Da equipa fazem parte profissionais de diferentes áreas, desde o serviço social à psicologia. Com a AMPMV colaboram instituições como a Santa Casa da Misericórdia e as juntas de freguesia, que são “fundamentais” para estabelecer “uma rede de contactos que permita uma melhor resposta” às necessidades do dia-a-dia de cada um dos utentes, esclarece Ana Sousa. 

Combater a solidão com o telefone

O som dos disparos da máquina fotográfica coexiste com os risos de Luísa Tomaz. “Quem diria que depois de velha iria ter tantos amigos”, exclama. Foram esses que, antes de se instalar o período de confinamento, a levaram pela primeira vez ao Oceanário de Lisboa. “Adorei, é muito lindo. E agora uma das voluntárias liga-me todas as semanas”, conta com carinho.

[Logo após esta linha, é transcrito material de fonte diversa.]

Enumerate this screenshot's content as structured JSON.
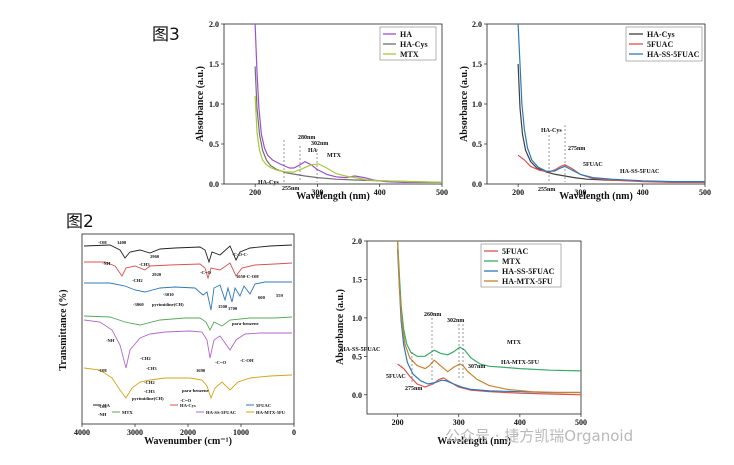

O aumento na frequência das chamadas telefónicas foi uma das formas que a associação encontrou para ajudar a combater a solidão durante o confinamento. Rita Roquette, responsável pela comunicação da AMPMV, explica que a propagação da pandemia veio dificultar a tarefa a que a organização se propõe. “Tivemos de fazer uma readaptação da nossa intervenção, sempre garantindo que todas as necessidades dos idosos eram concretizadas”, sublinha. O que não foi fácil, uma vez que a intervenção da organização se baseia “muito na proximidade”, não fosse esse inclusive o seu nome. 

Em Março, as actividades de grupo e passeios foram suspensos, tal como as visitas ao domicílio, excepto “as situações mais urgentes e inadiáveis”. Agora, passados três meses, a iniciativa “Retratos à Janela” marca o regresso a alguma normalidade, mas sempre sem entrar na casa dos mais velhos. A companhia faz-se pela janela ou à porta e de máscara no rosto.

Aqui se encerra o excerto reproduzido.